Ananya Roy is Professor of Urban Planning and Social Welfare and inaugural Director of The Institute on Inequality and Democracy at UCLA Luskin. She holds The Meyer and Renee Luskin Chair in Inequality and Democracy. Previously she was on the faculty at the University of California, Berkeley, where she founded and played a leadership role in several academic programs, centers, and divisions, including Urban Studies, Global Metropolitan Studies, International and Area Studies, Blum Center for Developing Economies, and Global Poverty and Practice. At UC Berkeley, Ananya held the Distinguished Chair in Global Poverty and Practice and prior to that, the Friesen Chair in Urban Studies. She has a B.A. (1992) in Comparative Urban Studies from Mills College, a M.C.P. (1994) and a Ph.D. (1999) from the Department of City and Regional Planning at the University of California, Berkeley.
Ananya’s scholarship has focused on urban transformations in the global South, with particular attention to the making of “world-class” cities and the dispossessions and displacements that are thus wrought. Her books on this topic include City Requiem, Calcutta: Gender and the Politics of Poverty and Worlding Cities: Asian Experiments and the Art of Being Global, the latter co-edited with Aihwa Ong. A separate line of inquiry has been concerned with new regimes of international development, especially those that seek to convert poverty into entrepreneurial capitalism and the economies of the poor into new markets for global finance. Her authored book on this subject, Poverty Capital: Microfinance and the Making of Development, was the recipient of the 2011 Paul Davidoff award, which recognizes urban planning scholarship that advances social justice. A resident of Oakland, CA, for many years, her recent research uncovers how the U.S. “war on poverty” shaped that city and how also it became the terrain of militant politics as well as experiments with community development. This work appears in her new book, Territories of Poverty: Rethinking North and South, co-edited with Emma Shaw Crane. Ananya’s ongoing research examines what she calls the “urban land question”, in India, as well as in globally interconnected nodes across North and South. Her emphasis is on how poor people’s movements challenge evictions and foreclosures, thereby creating political openings for new legal and policy frameworks for the use and management of urban land.
Trained as an urban planner, Ananya is critical of ideas and practices that at best ignore, and at worst, perpetuate urbanisms of inequality and separation. However, that critique is inextricably linked to her belief that planning, and related professions, play a central role in the production of space. To this end, she has convened various projects that seek to further imaginations and practices of social justice. These include a three year initiative focused on the urban policies of the Government of India, “The 21st Century Indian City”, in collaboration with the Centre for Policy Research in India, and “The Urban Inequality and Poverty Collaborative”, which thinks across India, Brazil, and South Africa to examine and expand the potentialities of social welfare in an ascendant but unequal global South.
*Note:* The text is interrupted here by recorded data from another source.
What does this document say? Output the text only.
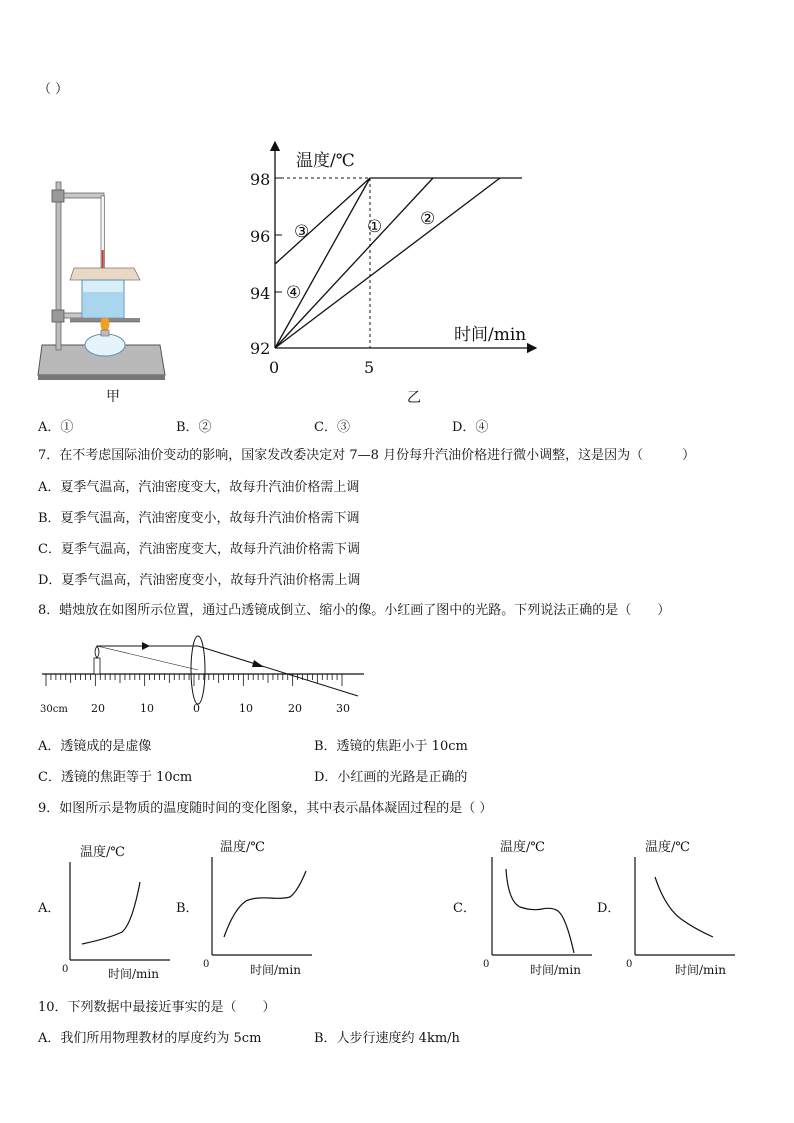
（ ）
甲
温度/℃
时间/min
98
96
94
92
0	5
① ②
③
④
乙
A．①	B．②	C．③	D．④
7．在不考虑国际油价变动的影响，国家发改委决定对 7—8 月份每升汽油价格进行微小调整，这是因为（　　　）
A．夏季气温高，汽油密度变大，故每升汽油价格需上调
B．夏季气温高，汽油密度变小，故每升汽油价格需下调
C．夏季气温高，汽油密度变大，故每升汽油价格需下调
D．夏季气温高，汽油密度变小，故每升汽油价格需上调
8．蜡烛放在如图所示位置，通过凸透镜成倒立、缩小的像。小红画了图中的光路。下列说法正确的是（　　）
30cm 20	10	0	10	20	30
A．透镜成的是虚像	B．透镜的焦距小于 10cm
C．透镜的焦距等于 10cm	D．小红画的光路是正确的
9．如图所示是物质的温度随时间的变化图象，其中表示晶体凝固过程的是（ ）
A．
温度/℃
0	时间/min
B．
温度/℃
0	时间/min
C．
温度/℃
0	时间/min
D．
温度/℃
0	时间/min
10．下列数据中最接近事实的是（　　）
A．我们所用物理教材的厚度约为 5cm	B．人步行速度约 4km/h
In her efforts to illuminate such processes, Ananya participates in the broad-based endeavor to remake the canon of urban studies and planning. Her interventions in critical urban theory foreground urbanisms of the global South and draw on the legacies of postcolonial, feminist, and critical race theory. She is also one of several scholars seeking to build what can be called critical poverty studies. Building on development studies, this field of inquiry examines the emergence of poverty as a global problem and the various programs, rationalities, technologies, and affects through which this problem comes to be governed around the world. Along with colleagues at the University of California, Berkeley, she has recently completed a book on this subject, titled Encountering Poverty: Thinking and Acting in an Unequal World.
Keenly aware that building and reshaping fields of inquiry requires collective labor, Roy has served on the editorial boards and collectives of various journals in urban studies and planning. She now serves as editor for the International Journal of Urban and Regional Research. Along with Clare Talwalker at the University of California, Berkeley, she is the founding editor of the book series, Poverty, Interrupted, with the University of California Press. Interested in how academics can speak to public audiences, Ananya has also experimented with digital and social media to produce a series of short videos that provoke questions about poverty, inequality, and poverty action, which you can view here.
Teaching and advising are central to Ananya’s academic life. At the University of California, Berkeley, she taught a range of undergraduate and graduate courses, including a course on Global Poverty that drew 700 students each year. She has received several teaching awards, including the Distinguished Teaching Award, the highest teaching recognition bestowed by the University of California, Berkeley on its faculty; the Distinguished Mentorship Award in recognition of the advising of graduate students; and the Golden Apple Award, the only teaching award conferred by undergraduate students. She is also the recipient of the “California Professor of the Year” award of the Carnegie Foundation for the Advancement of Teaching and the Council for Advancement and Support of Education. In 2011, Ananya received the Excellence in Achievement award of the Cal Alumni Association, a lifetime achievement award which celebrated her contributions to the University of California and public sphere. Ananya is proud to have mentored numerous undergraduate and graduate students. Her former doctoral students now hold faculty positions at universities around the world and are crafting their own practices of research, teaching, and service.